Syed Ali Akbar (1890 in Jaunpur, North-west Provinces, India – ?) was the son of Captain Syed Mohammed, commander of the Paigah army in Hyderabad State and brother of Olympic tennis player Syed Mohammed Hadi. He was born in Hyderabad on 16 October 1890 and got his primary and secondary education from Madrasa Aliya. After completing his matriculation he moved to Bombay and completed his intermediate from Wilson College. In 1912 when he was in the final year of his B.A., the Nizam's government approved his scholarship by the State government to study in England. From 1912 to 1916, he read history, political science, and economics at Peterhouse, Cambridge. Immediately after completing his M.A Cantab (Tripos) in Economics, he returned to Hyderabad.

==Working life==
In 1916, he joined government service as Reader of history & economics at Nizam College. In 1917, he was offered a job in the Education Department of Hyderabad State as Divisional Inspector of School by the Director of Education Sir Ross Masood. He served in the Education Department between 1918 and 1947 as Divisional Inspector of Schools, Deputy Director Education, Principal Nizam College and as Director Education. During his tenure, he also represented Hyderabad State in the Imperial Education Conference held London in 1927 and later visited Germany and published (1930s) the book The German School System. He retired as Director of Education in 1947.

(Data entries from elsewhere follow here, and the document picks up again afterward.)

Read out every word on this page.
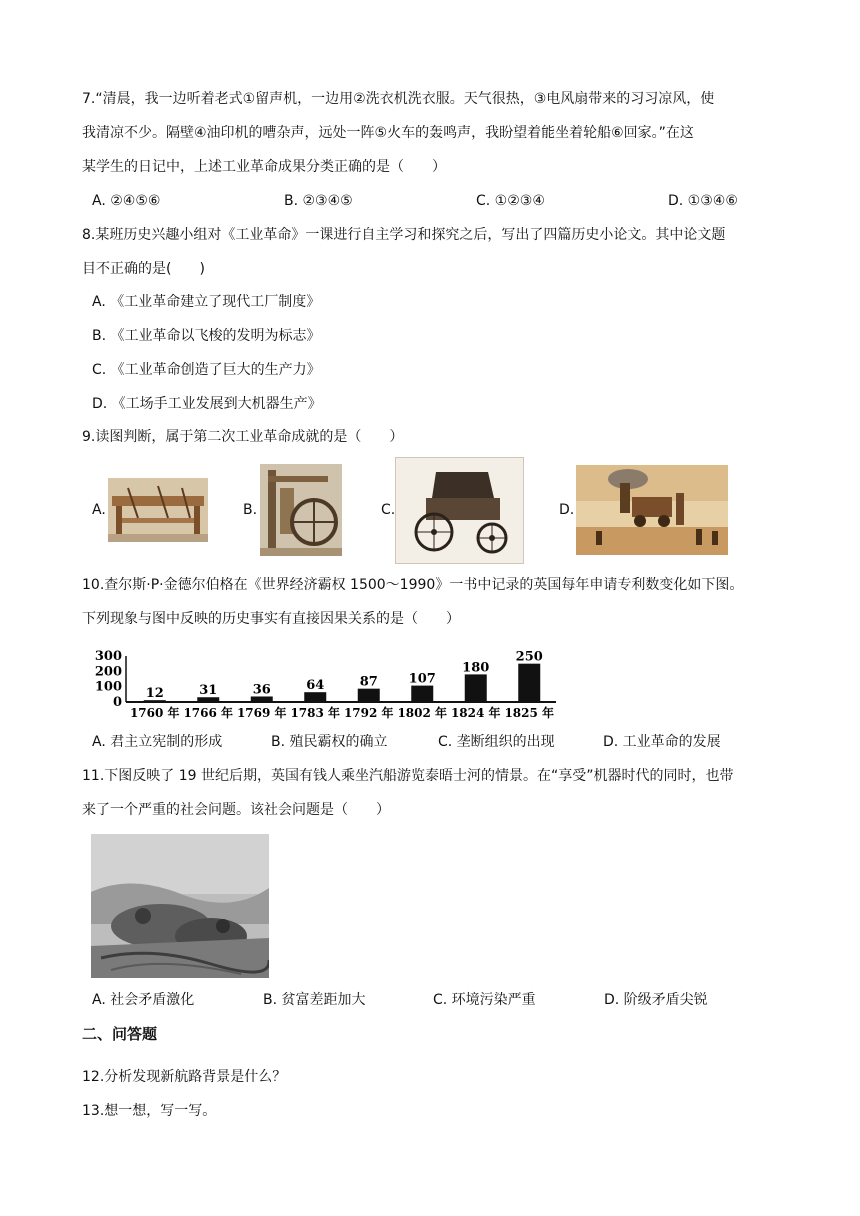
7.“清晨，我一边听着老式①留声机，一边用②洗衣机洗衣服。天气很热，③电风扇带来的习习凉风，使
我清凉不少。隔壁④油印机的嘈杂声，远处一阵⑤火车的轰鸣声，我盼望着能坐着轮船⑥回家。”在这
某学生的日记中，上述工业革命成果分类正确的是（　　）
A. ②④⑤⑥	B. ②③④⑤	C. ①②③④	D. ①③④⑥
8.某班历史兴趣小组对《工业革命》一课进行自主学习和探究之后，写出了四篇历史小论文。其中论文题
目不正确的是(　　)
A. 《工业革命建立了现代工厂制度》
B. 《工业革命以飞梭的发明为标志》
C. 《工业革命创造了巨大的生产力》
D. 《工场手工业发展到大机器生产》
9.读图判断，属于第二次工业革命成就的是（　　）
A.	B.	C.	D.
10.查尔斯·P·金德尔伯格在《世界经济霸权 1500～1990》一书中记录的英国每年申请专利数变化如下图。
下列现象与图中反映的历史事实有直接因果关系的是（　　）
300
200
100
0
12
1760 年
31
1766 年
36
1769 年
64
1783 年
87
1792 年
107
1802 年
180
1824 年
250
1825 年
A. 君主立宪制的形成	B. 殖民霸权的确立	C. 垄断组织的出现	D. 工业革命的发展
11.下图反映了 19 世纪后期，英国有钱人乘坐汽船游览泰晤士河的情景。在“享受”机器时代的同时，也带
来了一个严重的社会问题。该社会问题是（　　）
A. 社会矛盾激化	B. 贫富差距加大	C. 环境污染严重	D. 阶级矛盾尖锐
二、问答题
12.分析发现新航路背景是什么？
13.想一想，写一写。
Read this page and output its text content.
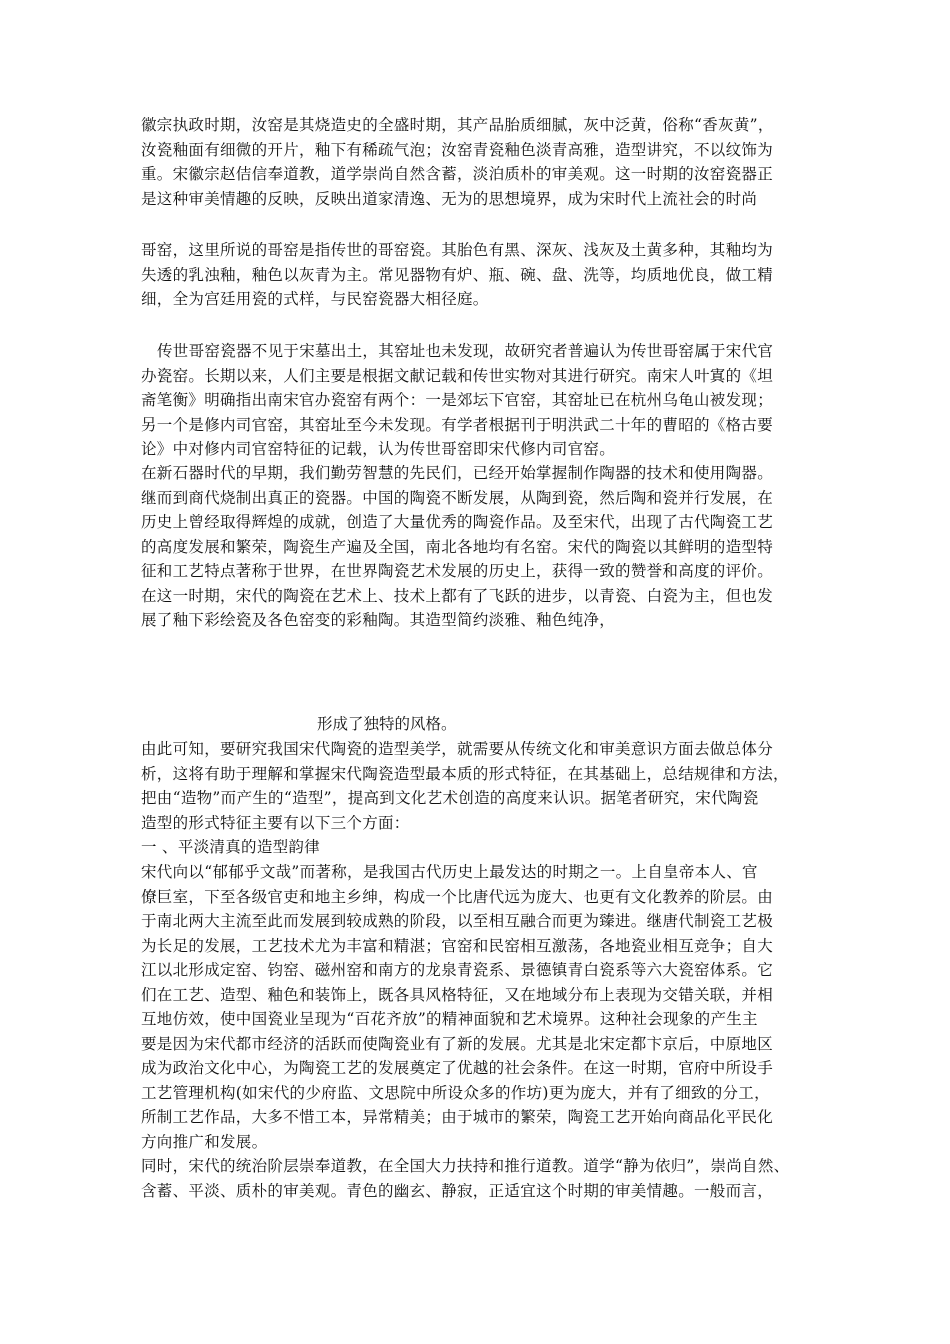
徽宗执政时期，汝窑是其烧造史的全盛时期，其产品胎质细腻，灰中泛黄，俗称“香灰黄”，
汝瓷釉面有细微的开片，釉下有稀疏气泡；汝窑青瓷釉色淡青高雅，造型讲究，不以纹饰为
重。宋徽宗赵佶信奉道教，道学崇尚自然含蓄，淡泊质朴的审美观。这一时期的汝窑瓷器正
是这种审美情趣的反映，反映出道家清逸、无为的思想境界，成为宋时代上流社会的时尚
哥窑，这里所说的哥窑是指传世的哥窑瓷。其胎色有黑、深灰、浅灰及土黄多种，其釉均为
失透的乳浊釉，釉色以灰青为主。常见器物有炉、瓶、碗、盘、洗等，均质地优良，做工精
细，全为宫廷用瓷的式样，与民窑瓷器大相径庭。
传世哥窑瓷器不见于宋墓出土，其窑址也未发现，故研究者普遍认为传世哥窑属于宋代官
办瓷窑。长期以来，人们主要是根据文献记载和传世实物对其进行研究。南宋人叶寘的《坦
斋笔衡》明确指出南宋官办瓷窑有两个：一是郊坛下官窑，其窑址已在杭州乌龟山被发现；
另一个是修内司官窑，其窑址至今未发现。有学者根据刊于明洪武二十年的曹昭的《格古要
论》中对修内司官窑特征的记载，认为传世哥窑即宋代修内司官窑。
在新石器时代的早期，我们勤劳智慧的先民们，已经开始掌握制作陶器的技术和使用陶器。
继而到商代烧制出真正的瓷器。中国的陶瓷不断发展，从陶到瓷，然后陶和瓷并行发展，在
历史上曾经取得辉煌的成就，创造了大量优秀的陶瓷作品。及至宋代，出现了古代陶瓷工艺
的高度发展和繁荣，陶瓷生产遍及全国，南北各地均有名窑。宋代的陶瓷以其鲜明的造型特
征和工艺特点著称于世界，在世界陶瓷艺术发展的历史上，获得一致的赞誉和高度的评价。
在这一时期，宋代的陶瓷在艺术上、技术上都有了飞跃的进步，以青瓷、白瓷为主，但也发
展了釉下彩绘瓷及各色窑变的彩釉陶。其造型简约淡雅、釉色纯净，

形成了独特的风格。

由此可知，要研究我国宋代陶瓷的造型美学，就需要从传统文化和审美意识方面去做总体分
析，这将有助于理解和掌握宋代陶瓷造型最本质的形式特征，在其基础上，总结规律和方法，
把由“造物”而产生的“造型”，提高到文化艺术创造的高度来认识。据笔者研究，宋代陶瓷
造型的形式特征主要有以下三个方面：
一 、平淡清真的造型韵律
宋代向以“郁郁乎文哉”而著称，是我国古代历史上最发达的时期之一。上自皇帝本人、官
僚巨室，下至各级官吏和地主乡绅，构成一个比唐代远为庞大、也更有文化教养的阶层。由
于南北两大主流至此而发展到较成熟的阶段，以至相互融合而更为臻进。继唐代制瓷工艺极
为长足的发展，工艺技术尤为丰富和精湛；官窑和民窑相互激荡，各地瓷业相互竞争；自大
江以北形成定窑、钧窑、磁州窑和南方的龙泉青瓷系、景德镇青白瓷系等六大瓷窑体系。它
们在工艺、造型、釉色和装饰上，既各具风格特征，又在地域分布上表现为交错关联，并相
互地仿效，使中国瓷业呈现为“百花齐放”的精神面貌和艺术境界。这种社会现象的产生主
要是因为宋代都市经济的活跃而使陶瓷业有了新的发展。尤其是北宋定都卞京后，中原地区
成为政治文化中心，为陶瓷工艺的发展奠定了优越的社会条件。在这一时期，官府中所设手
工艺管理机构(如宋代的少府监、文思院中所设众多的作坊)更为庞大，并有了细致的分工，
所制工艺作品，大多不惜工本，异常精美；由于城市的繁荣，陶瓷工艺开始向商品化平民化
方向推广和发展。
同时，宋代的统治阶层崇奉道教，在全国大力扶持和推行道教。道学“静为依归”，崇尚自然、
含蓄、平淡、质朴的审美观。青色的幽玄、静寂，正适宜这个时期的审美情趣。一般而言，
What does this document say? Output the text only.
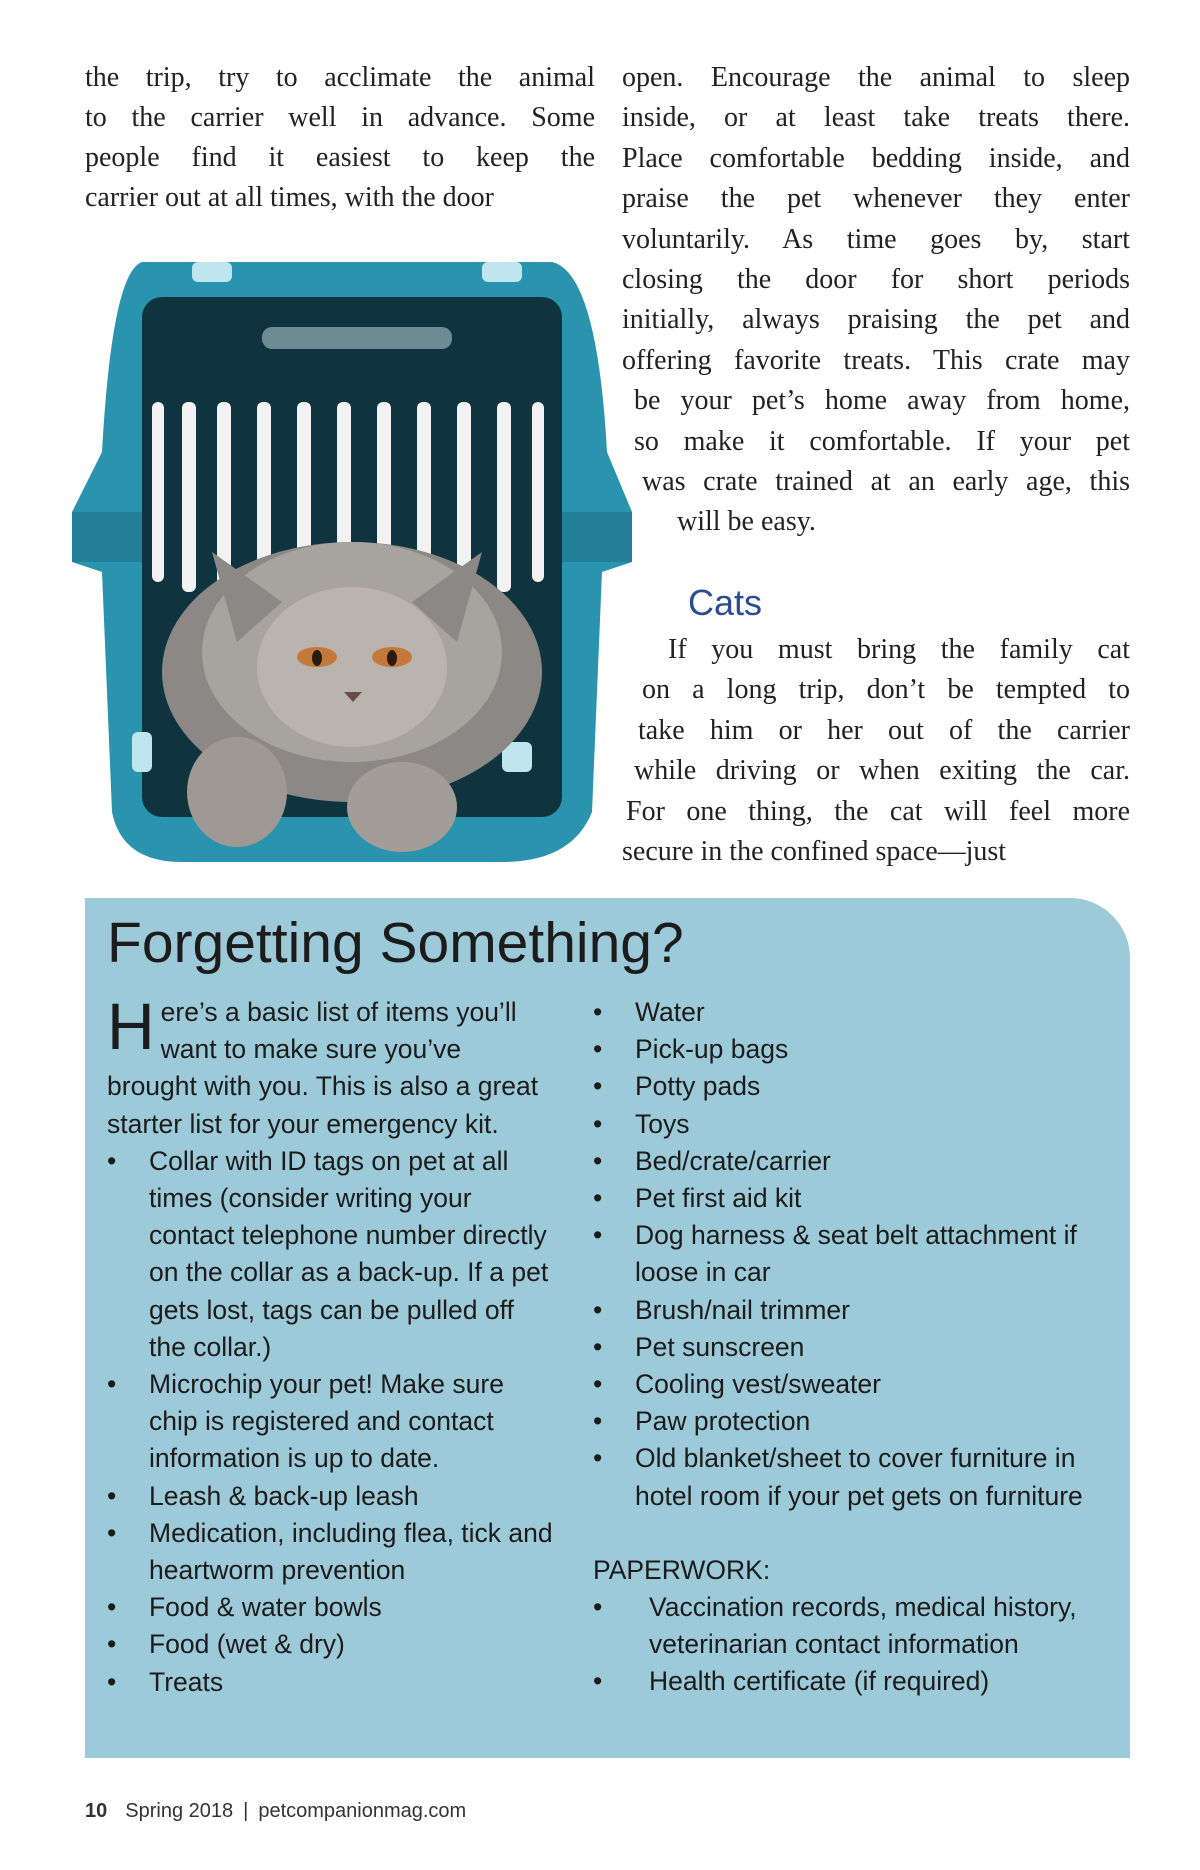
the trip, try to acclimate the animal
to the carrier well in advance. Some
people find it easiest to keep the
carrier out at all times, with the door
open. Encourage the animal to sleep
inside, or at least take treats there.
Place comfortable bedding inside, and
praise the pet whenever they enter
voluntarily. As time goes by, start
closing the door for short periods
initially, always praising the pet and
offering favorite treats. This crate may
be your pet’s home away from home,
so make it comfortable. If your pet
was crate trained at an early age, this
will be easy.
Cats
If you must bring the family cat
on a long trip, don’t be tempted to
take him or her out of the carrier
while driving or when exiting the car.
For one thing, the cat will feel more
secure in the confined space—just
Forgetting Something?

Here’s a basic list of items you’ll want to make sure you’ve brought with you. This is also a great starter list for your emergency kit.

• Collar with ID tags on pet at all times (consider writing your contact telephone number directly on the collar as a back-up. If a pet gets lost, tags can be pulled off the collar.)
• Microchip your pet! Make sure chip is registered and contact information is up to date.
• Leash & back-up leash
• Medication, including flea, tick and heartworm prevention
• Food & water bowls
• Food (wet & dry)
• Treats
• Water
• Pick-up bags
• Potty pads
• Toys
• Bed/crate/carrier
• Pet first aid kit
• Dog harness & seat belt attachment if loose in car
• Brush/nail trimmer
• Pet sunscreen
• Cooling vest/sweater
• Paw protection
• Old blanket/sheet to cover furniture in hotel room if your pet gets on furniture

PAPERWORK:

• Vaccination records, medical history, veterinarian contact information
• Health certificate (if required)
10 Spring 2018 | petcompanionmag.com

In 1948 soon after the fall of Hyderabad State, the new Governor of Hyderabad, Major-General J.N. Choudhary, nominated him on an Enquiry Committee of three members to investigate into the atrocities committed against Muslims during police action in various districts of the State. Syed Ali Akbar worked on this committee for seven months and submitted a comprehensive report to the Governor.

He was appointed as principal of the first Evening College in India in 1949 which he served till 1953. He later took over as the Honorary Principal of the newly established Anwar-ul-ulum College mainly to cater to the education requirements of the poor Muslim students. Syed Ali Akbar served the college for over 15 years and was instrumental in raising it from a Junior Intermediate College with few dozen students to a degree college for both Arts and Science subjects with over 1,000 students. With the help of his friends and grants from the state of government, he was able to undertake construction of suitable building for housing the expanding requirements of the college.

After retiring as Principal of Anwar-ul-ulum College, Syed Ali Akbar continued to remain active and busy in literary pursuits. He was the chief editor of the well-known English language quarterly Islamic Culture and President of Idara Adabiat Urdu which published monthly magazine Sub Rus for 20 years. He also served as chairman of Sugra Humayun Mirza Wafq & Safdaria Higher School committee until his death. He was a member of Osmania University Senate for several years.

Syed Ali Akbar was respected and admired by his colleagues, friends, subordinates, and relations alike. He had a large circle of distinguished personalities as his friends - like Khwaja Nazimuddin Shahid Saharwardi, Syed Mohammed Azam, Saeed Jung, Sir Prakash were his colleagues & friends in Cambridge. He had also close friendship with Sir Ross Masood, Sir Salar Jung III, and Sir Mirza Ismail. Mir Osman Ali Khan the Nizam had also great regard and respect for him.

Syed Ali Akbar's contribution in the establishment of a sound education system in Hyderabad State is still remembered and acknowledged. It was due to his pioneering and untiring efforts that the foundation of primary and secondary education was laid in Hyderabad. Because of his initiative and efforts vocational schools were established in the state both for boys and girls. As principal of Nizam College, Evening College and as first principal of Anwar-ul-ulum College, he made valuable contributions in improving the standard of education at the college level. He also helped in improving the standard of education at the university level as an active member of the Osmania University Senate.

==Publication==
Syed Ali Akbar was the author of the classic book The German School System originally published in the 1930s which has been republished (in November 2006) by Hesperides Press (ISBN 978-1406735918).

He has been referenced in the books Locating Home: India's Hyderabadis Abroad by Karen Isaksen Leonard, published by Stanford University Press (2007) and by E. M. Forster in his classic book A Passage To India published by Penguin Classics.